En 2020, le Comité, en amont de la rédaction du rapport, avait adressé plusieurs questions au ministère qui était alors dirigé par Kalpana Koonjoo-Shah. Le rapport est tombé deux ans plus tard. À ce moment-là, le ministère était au courant du problème malgré l’absence persistance de définition légale. Le comité avait été informé qu’en 2016, l’Université de Maurice avait été sollicitée pour élaborer une stratégie sur sur les enfants en situation de rue, comme préconisé en 2015. «Cette stratégie vise, entre autres, à évaluer la nature et l’ampleur du problème des enfants en situation de rue à Maurice, à examiner la situation de ces enfants et à émettre des recommandations sous la forme d’un plan d’action»,lit-on dans le rapport. Pour rappel, ce document avait été remis à Fazila Jeewa-Daureeawo, qui était alors à la tête de ce ministère, en mars 2017. Les assesseurs avaient aussi fait ressortir qu’une aide financière et matérielle était accordée aux élèves en situation difficile, visant à interdire leur présence dans les rues pendant les heures de classe. Quant aux mesures prises pour réunir ces enfants avec leurs parents, le ministère avait répondu que «tout cas d’enfant laissé sans surveillance et trouvé en situation de rue est signalé à la police et à l’Unité du développement de l’enfant.»

Malgré la reconnaissance tacite du phénomène, force est de constater qu’il n’y a pas eu d’énorme évolution dans la situation. Ainsi, le rapport de cette année fait toujours état de manque d’informations sur plusieurs catégories d’enfants. Au-delà des street children, il y a aussi ceux «vivant avec le VIH, les enfants handicapés, les enfants faisant l’objet d’une protection de remplacement, les enfants en situation de rue, les enfants victimes de négligence, de violence ou de maltraitance, y compris l’exploitation sexuelle et la traite, et les enfants en conflit avec la loi».

■Le travail de SAFIRE auprès des enfants des rues ne date pas d’hier et est reconnu de tous. L’année dernière, dix jeunes de l’ONG avaient fait le déplacement au Qatar pour la Coupe du Monde des enfants de rue

Le Comité des droits de l’enfant réitère sa demande d’accélérer la mise en place d’une plateforme commune de données sur ces cas. Une évaluation régulière du nombre de cas et la finalisation d’une stratégie globale «visant à traiter les causes profondes de ces situations» sont aussi préconisées. D’autres recommandations sur les enfants en situation de rue, à l’instar de celles sur la scolarisation ou encore, les auteurs de violences ou l’accès aux services, dont l’éducation, ne diffèrent guère de 2015.

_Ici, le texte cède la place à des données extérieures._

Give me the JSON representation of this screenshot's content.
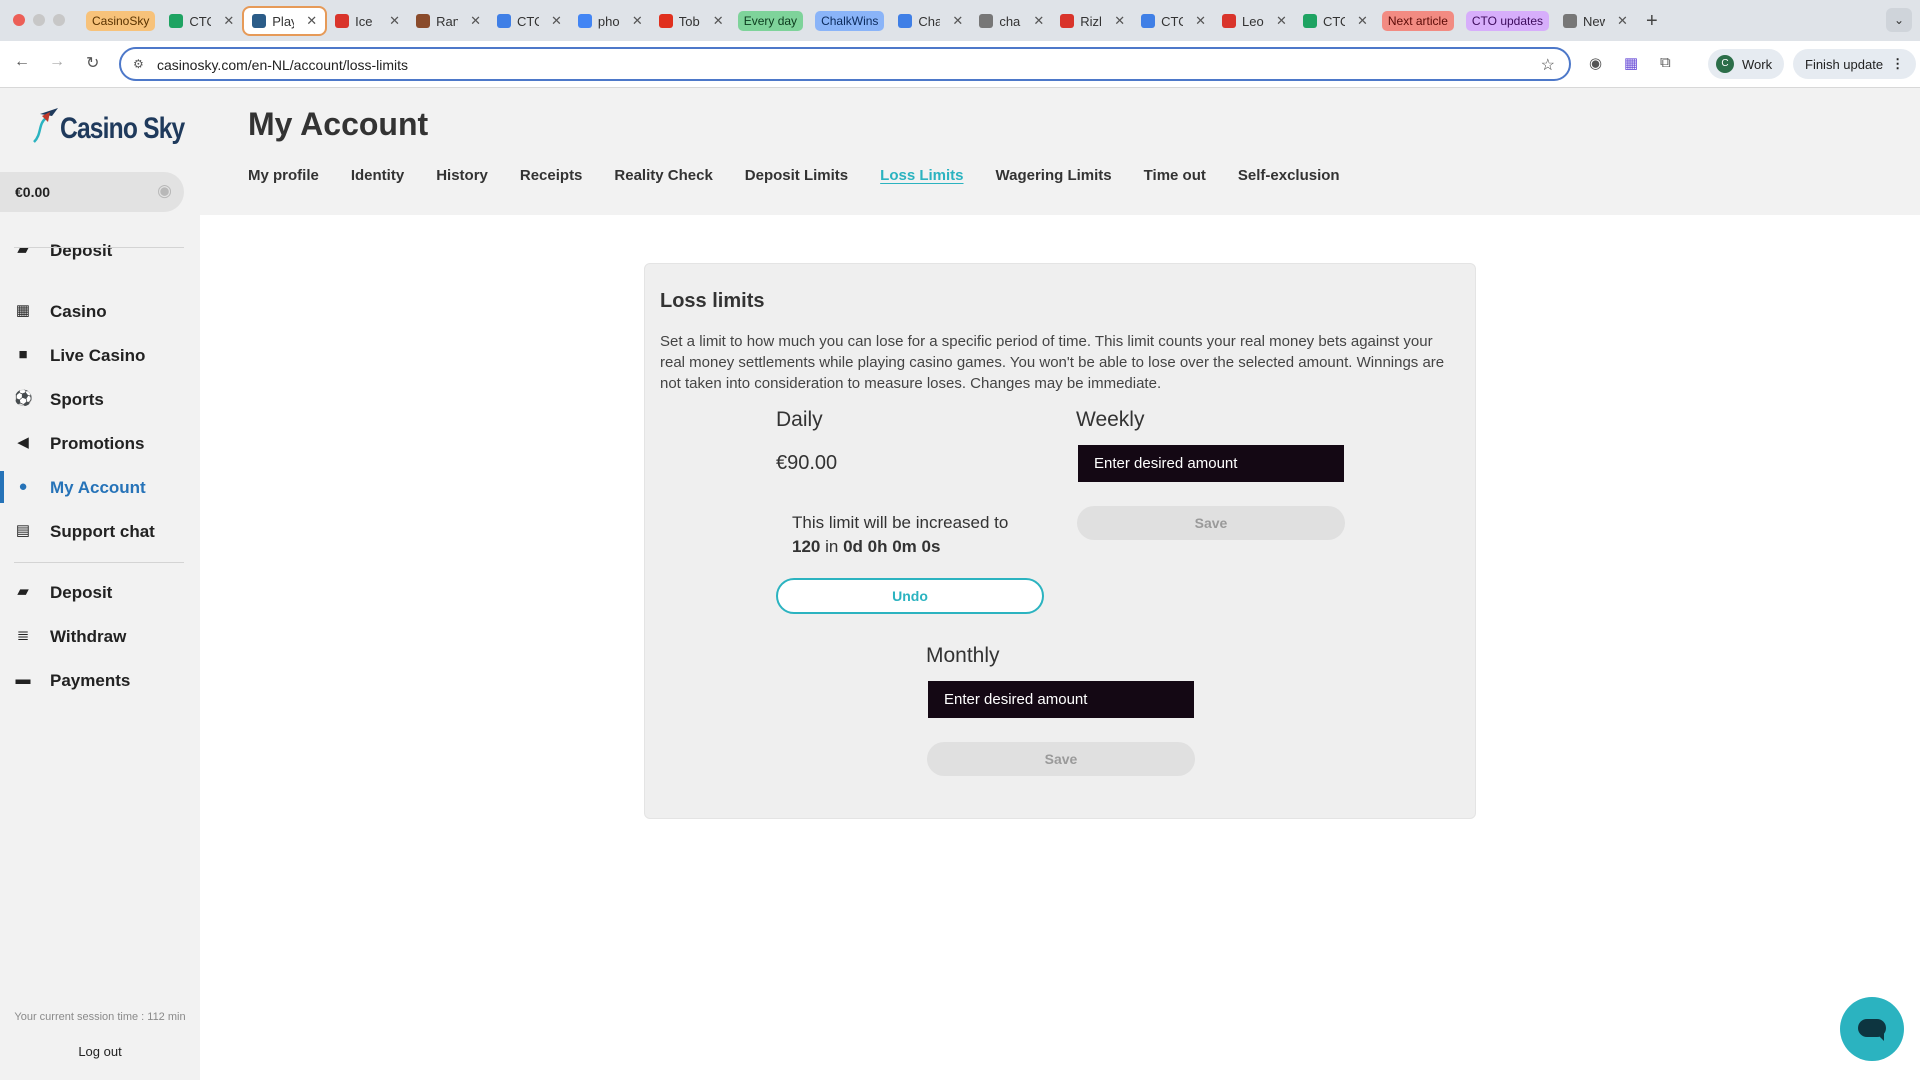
{
  "browser": {
    "tabs": [
      {
        "type": "group",
        "label": "CasinoSky",
        "bg": "#f7c27a",
        "color": "#5a3300"
      },
      {
        "type": "tab",
        "title": "CTO",
        "favicon_color": "#1ea362"
      },
      {
        "type": "tab",
        "title": "Play",
        "favicon_color": "#2b5c88",
        "active": true
      },
      {
        "type": "tab",
        "title": "Ice",
        "favicon_color": "#d9342b"
      },
      {
        "type": "tab",
        "title": "Ran",
        "favicon_color": "#8a4b2b"
      },
      {
        "type": "tab",
        "title": "CTO",
        "favicon_color": "#3f7fe6"
      },
      {
        "type": "tab",
        "title": "pho",
        "favicon_color": "#4285f4"
      },
      {
        "type": "tab",
        "title": "Tob",
        "favicon_color": "#e0301e"
      },
      {
        "type": "group",
        "label": "Every day",
        "bg": "#7ed39a",
        "color": "#0c3b1e"
      },
      {
        "type": "group",
        "label": "ChalkWins",
        "bg": "#8ab4f8",
        "color": "#0b2a5c"
      },
      {
        "type": "tab",
        "title": "Cha",
        "favicon_color": "#3f7fe6"
      },
      {
        "type": "tab",
        "title": "cha",
        "favicon_color": "#777777"
      },
      {
        "type": "tab",
        "title": "Rizl",
        "favicon_color": "#d9342b"
      },
      {
        "type": "tab",
        "title": "CTO",
        "favicon_color": "#3f7fe6"
      },
      {
        "type": "tab",
        "title": "Leo",
        "favicon_color": "#d9342b"
      },
      {
        "type": "tab",
        "title": "CTO",
        "favicon_color": "#1ea362"
      },
      {
        "type": "group",
        "label": "Next article",
        "bg": "#f28b82",
        "color": "#5c0b07"
      },
      {
        "type": "group",
        "label": "CTO updates",
        "bg": "#d7aefb",
        "color": "#3d0b5c"
      },
      {
        "type": "tab",
        "title": "New",
        "favicon_color": "#777777"
      }
    ],
    "url": "casinosky.com/en-NL/account/loss-limits",
    "profile_initial": "C",
    "profile_label": "Work",
    "update_label": "Finish update"
  },
  "sidebar": {
    "logo_text": "Casino Sky",
    "balance": "€0.00",
    "items_primary": [
      {
        "label": "Deposit",
        "icon": "wallet-icon"
      }
    ],
    "items_nav": [
      {
        "label": "Casino",
        "icon": "grid-icon"
      },
      {
        "label": "Live Casino",
        "icon": "video-camera-icon"
      },
      {
        "label": "Sports",
        "icon": "soccer-ball-icon"
      },
      {
        "label": "Promotions",
        "icon": "megaphone-icon"
      },
      {
        "label": "My Account",
        "icon": "user-circle-icon",
        "active": true
      },
      {
        "label": "Support chat",
        "icon": "chat-icon"
      }
    ],
    "items_payments": [
      {
        "label": "Deposit",
        "icon": "wallet-icon"
      },
      {
        "label": "Withdraw",
        "icon": "coins-icon"
      },
      {
        "label": "Payments",
        "icon": "card-icon"
      }
    ],
    "session_text": "Your current session time : 112 min",
    "logout_label": "Log out"
  },
  "main": {
    "title": "My Account",
    "tabs": [
      {
        "label": "My profile"
      },
      {
        "label": "Identity"
      },
      {
        "label": "History"
      },
      {
        "label": "Receipts"
      },
      {
        "label": "Reality Check"
      },
      {
        "label": "Deposit Limits"
      },
      {
        "label": "Loss Limits",
        "active": true
      },
      {
        "label": "Wagering Limits"
      },
      {
        "label": "Time out"
      },
      {
        "label": "Self-exclusion"
      }
    ]
  },
  "loss_limits": {
    "heading": "Loss limits",
    "description": "Set a limit to how much you can lose for a specific period of time. This limit counts your real money bets against your real money settlements while playing casino games. You won't be able to lose over the selected amount. Winnings are not taken into consideration to measure loses. Changes may be immediate.",
    "daily": {
      "title": "Daily",
      "current": "€90.00",
      "notice_prefix": "This limit will be increased to",
      "new_value": "120",
      "notice_mid": "in",
      "countdown": "0d 0h 0m 0s",
      "undo_label": "Undo"
    },
    "weekly": {
      "title": "Weekly",
      "placeholder": "Enter desired amount",
      "save_label": "Save"
    },
    "monthly": {
      "title": "Monthly",
      "placeholder": "Enter desired amount",
      "save_label": "Save"
    }
  }
}
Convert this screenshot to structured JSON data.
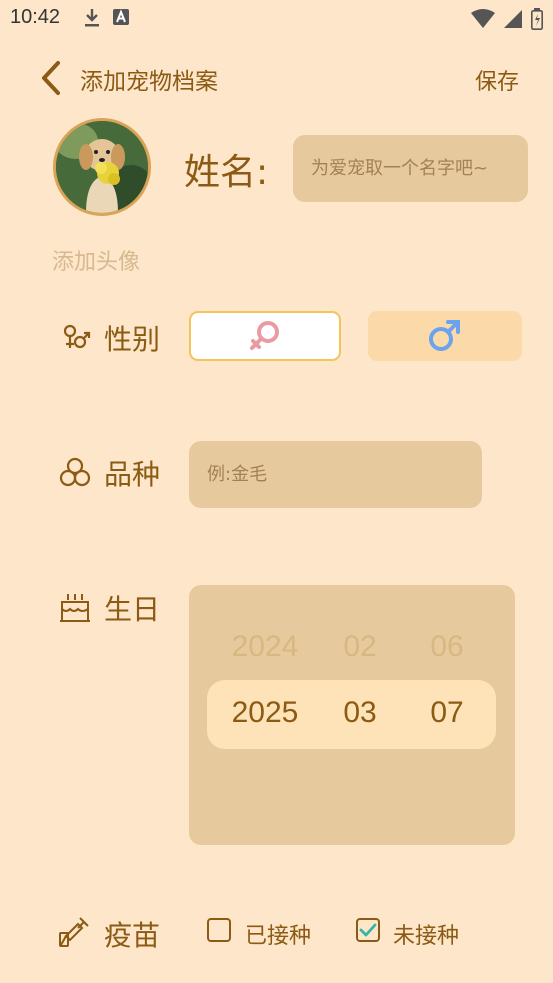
{
  "status_bar": {
    "time": "10:42",
    "icons": [
      "download-icon",
      "app-notification-icon",
      "wifi-icon",
      "signal-icon",
      "battery-icon"
    ]
  },
  "header": {
    "title": "添加宠物档案",
    "save_label": "保存"
  },
  "avatar": {
    "add_label": "添加头像"
  },
  "name": {
    "label": "姓名:",
    "placeholder": "为爱宠取一个名字吧~"
  },
  "gender": {
    "label": "性别",
    "female_symbol": "♀",
    "male_symbol": "♂",
    "female_color": "#e99aa3",
    "male_color": "#6aa3ee"
  },
  "breed": {
    "label": "品种",
    "placeholder": "例:金毛"
  },
  "birthday": {
    "label": "生日",
    "previous": {
      "year": "2024",
      "month": "02",
      "day": "06"
    },
    "selected": {
      "year": "2025",
      "month": "03",
      "day": "07"
    }
  },
  "vaccine": {
    "label": "疫苗",
    "options": [
      {
        "label": "已接种",
        "checked": false
      },
      {
        "label": "未接种",
        "checked": true
      }
    ],
    "check_color": "#35b5a2"
  },
  "colors": {
    "background": "#fde6c9",
    "primary_text": "#8b5a14",
    "input_bg": "#e6c99d"
  }
}
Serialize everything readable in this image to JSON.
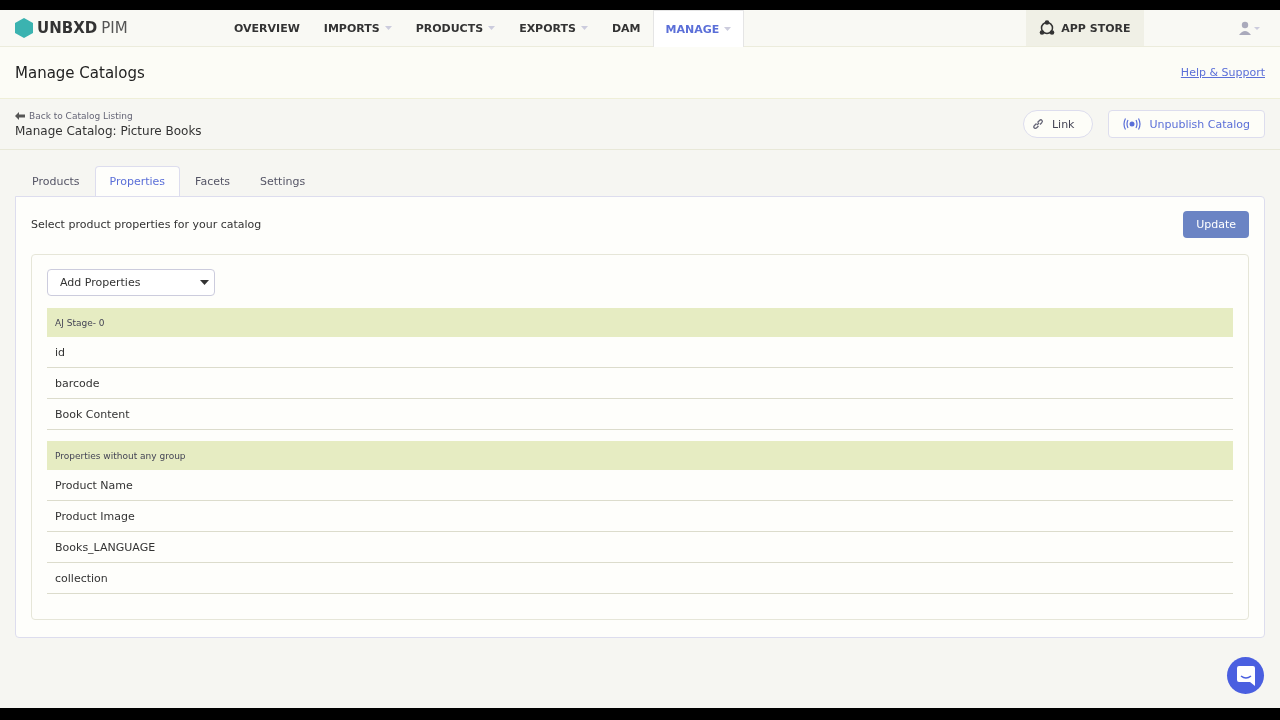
{
  "brand": {
    "name": "UNBXD",
    "product": "PIM"
  },
  "nav": [
    {
      "label": "OVERVIEW",
      "selected": false,
      "has_menu": false
    },
    {
      "label": "IMPORTS",
      "selected": false,
      "has_menu": true
    },
    {
      "label": "PRODUCTS",
      "selected": false,
      "has_menu": true
    },
    {
      "label": "EXPORTS",
      "selected": false,
      "has_menu": true
    },
    {
      "label": "DAM",
      "selected": false,
      "has_menu": false
    },
    {
      "label": "MANAGE",
      "selected": true,
      "has_menu": true
    }
  ],
  "app_store": "APP STORE",
  "page_title": "Manage Catalogs",
  "help_link": "Help & Support",
  "back_link": "Back to Catalog Listing",
  "catalog_title": "Manage Catalog: Picture Books",
  "actions": [
    {
      "kind": "link",
      "label": "Link"
    },
    {
      "kind": "unpublish",
      "label": "Unpublish Catalog"
    }
  ],
  "tabs": [
    {
      "label": "Products",
      "selected": false
    },
    {
      "label": "Properties",
      "selected": true
    },
    {
      "label": "Facets",
      "selected": false
    },
    {
      "label": "Settings",
      "selected": false
    }
  ],
  "instruction": "Select product properties for your catalog",
  "update_button": "Update",
  "add_dropdown": "Add Properties",
  "groups": [
    {
      "name": "AJ Stage- 0",
      "properties": [
        "id",
        "barcode",
        "Book Content"
      ]
    },
    {
      "name": "Properties without any group",
      "properties": [
        "Product Name",
        "Product Image",
        "Books_LANGUAGE",
        "collection"
      ]
    }
  ]
}
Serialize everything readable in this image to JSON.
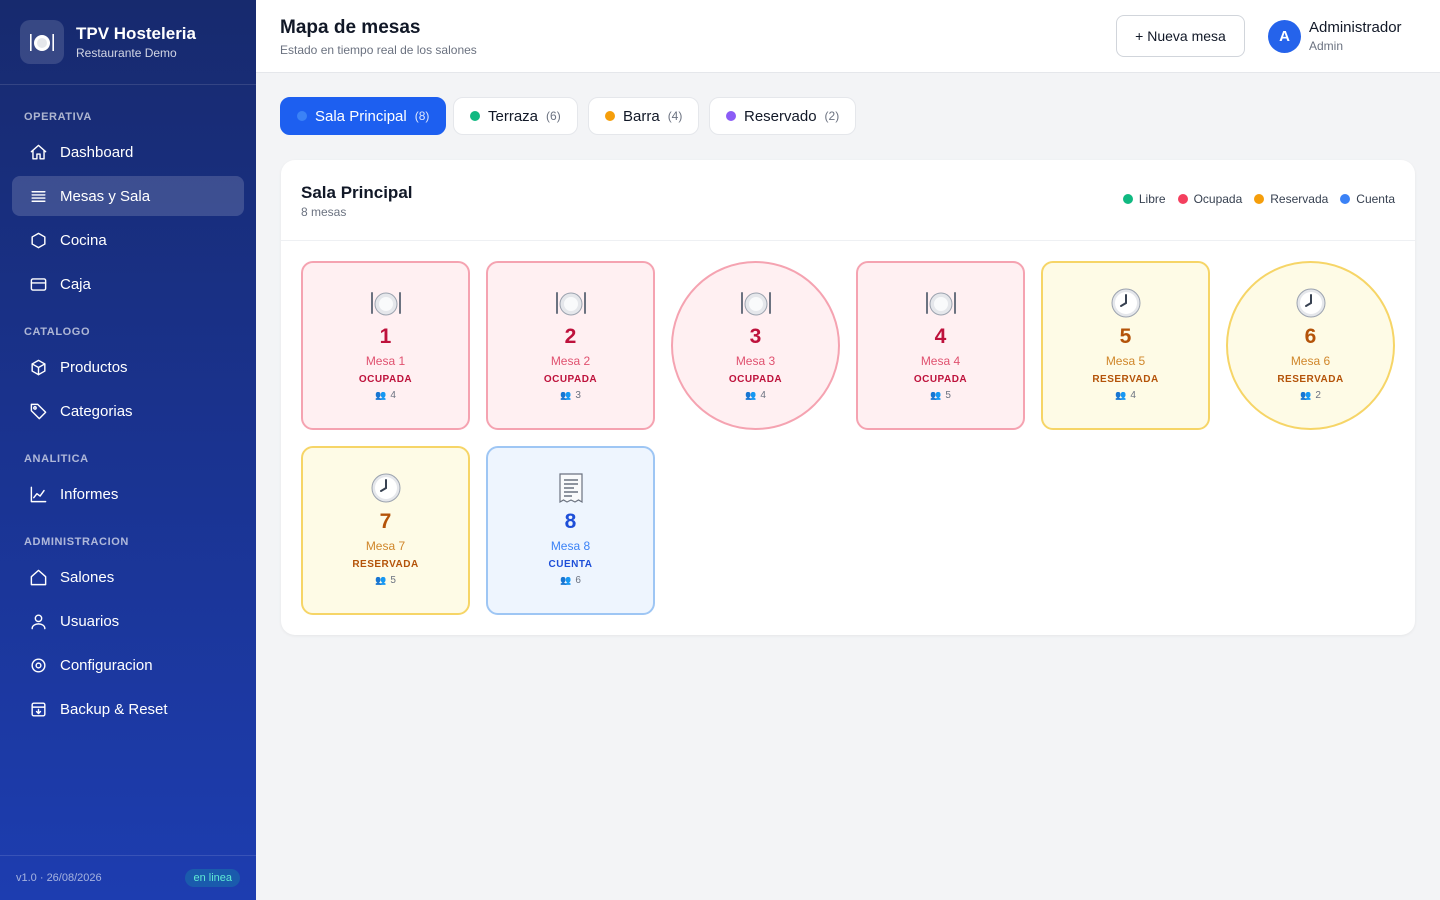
{
  "app": {
    "title": "TPV Hosteleria",
    "subtitle": "Restaurante Demo",
    "logo_icon": "plate-icon"
  },
  "sidebar": {
    "sections": [
      {
        "label": "OPERATIVA"
      },
      {
        "label": "CATALOGO"
      },
      {
        "label": "ANALITICA"
      },
      {
        "label": "ADMINISTRACION"
      }
    ],
    "items": [
      {
        "label": "Dashboard",
        "icon": "home-icon"
      },
      {
        "label": "Mesas y Sala",
        "icon": "list-icon",
        "active": true
      },
      {
        "label": "Cocina",
        "icon": "hexagon-icon"
      },
      {
        "label": "Caja",
        "icon": "cash-box-icon"
      },
      {
        "label": "Productos",
        "icon": "cube-icon"
      },
      {
        "label": "Categorias",
        "icon": "tag-icon"
      },
      {
        "label": "Informes",
        "icon": "line-chart-icon"
      },
      {
        "label": "Salones",
        "icon": "house-icon"
      },
      {
        "label": "Usuarios",
        "icon": "users-icon"
      },
      {
        "label": "Configuracion",
        "icon": "gear-icon"
      },
      {
        "label": "Backup & Reset",
        "icon": "archive-icon"
      }
    ],
    "footer": {
      "version": "v1.0 · 26/08/2026",
      "status": "en linea"
    }
  },
  "header": {
    "title": "Mapa de mesas",
    "subtitle": "Estado en tiempo real de los salones",
    "new_table_label": "+ Nueva mesa",
    "user": {
      "initial": "A",
      "name": "Administrador",
      "role": "Admin"
    }
  },
  "tabs": [
    {
      "label": "Sala Principal",
      "count": "(8)",
      "color": "#3b82f6",
      "active": true
    },
    {
      "label": "Terraza",
      "count": "(6)",
      "color": "#10b981"
    },
    {
      "label": "Barra",
      "count": "(4)",
      "color": "#f59e0b"
    },
    {
      "label": "Reservado",
      "count": "(2)",
      "color": "#8b5cf6"
    }
  ],
  "panel": {
    "title": "Sala Principal",
    "subtitle": "8 mesas",
    "legend": [
      {
        "label": "Libre",
        "color": "#10b981"
      },
      {
        "label": "Ocupada",
        "color": "#f43f5e"
      },
      {
        "label": "Reservada",
        "color": "#f59e0b"
      },
      {
        "label": "Cuenta",
        "color": "#3b82f6"
      }
    ]
  },
  "tables": [
    {
      "number": "1",
      "name": "Mesa 1",
      "status": "OCUPADA",
      "seats": "4",
      "icon": "plate-cutlery-icon"
    },
    {
      "number": "2",
      "name": "Mesa 2",
      "status": "OCUPADA",
      "seats": "3",
      "icon": "plate-cutlery-icon"
    },
    {
      "number": "3",
      "name": "Mesa 3",
      "status": "OCUPADA",
      "seats": "4",
      "icon": "plate-cutlery-icon"
    },
    {
      "number": "4",
      "name": "Mesa 4",
      "status": "OCUPADA",
      "seats": "5",
      "icon": "plate-cutlery-icon"
    },
    {
      "number": "5",
      "name": "Mesa 5",
      "status": "RESERVADA",
      "seats": "4",
      "icon": "clock-icon"
    },
    {
      "number": "6",
      "name": "Mesa 6",
      "status": "RESERVADA",
      "seats": "2",
      "icon": "clock-icon"
    },
    {
      "number": "7",
      "name": "Mesa 7",
      "status": "RESERVADA",
      "seats": "5",
      "icon": "clock-icon"
    },
    {
      "number": "8",
      "name": "Mesa 8",
      "status": "CUENTA",
      "seats": "6",
      "icon": "receipt-icon"
    }
  ]
}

En 2012, Maurice comptait 6 780 enfants des rues. Tous s’accordent à dire que la situation a empiré depuis.

Nous avons sollicité la cellule de communication du ministère de l’Égalité des genres, pour savoir si le travail actuel porte sur une définition du terme ou si c’est la définitioin de l’ONU qui sera adoptée, mais nous n’avons eu aucun retour.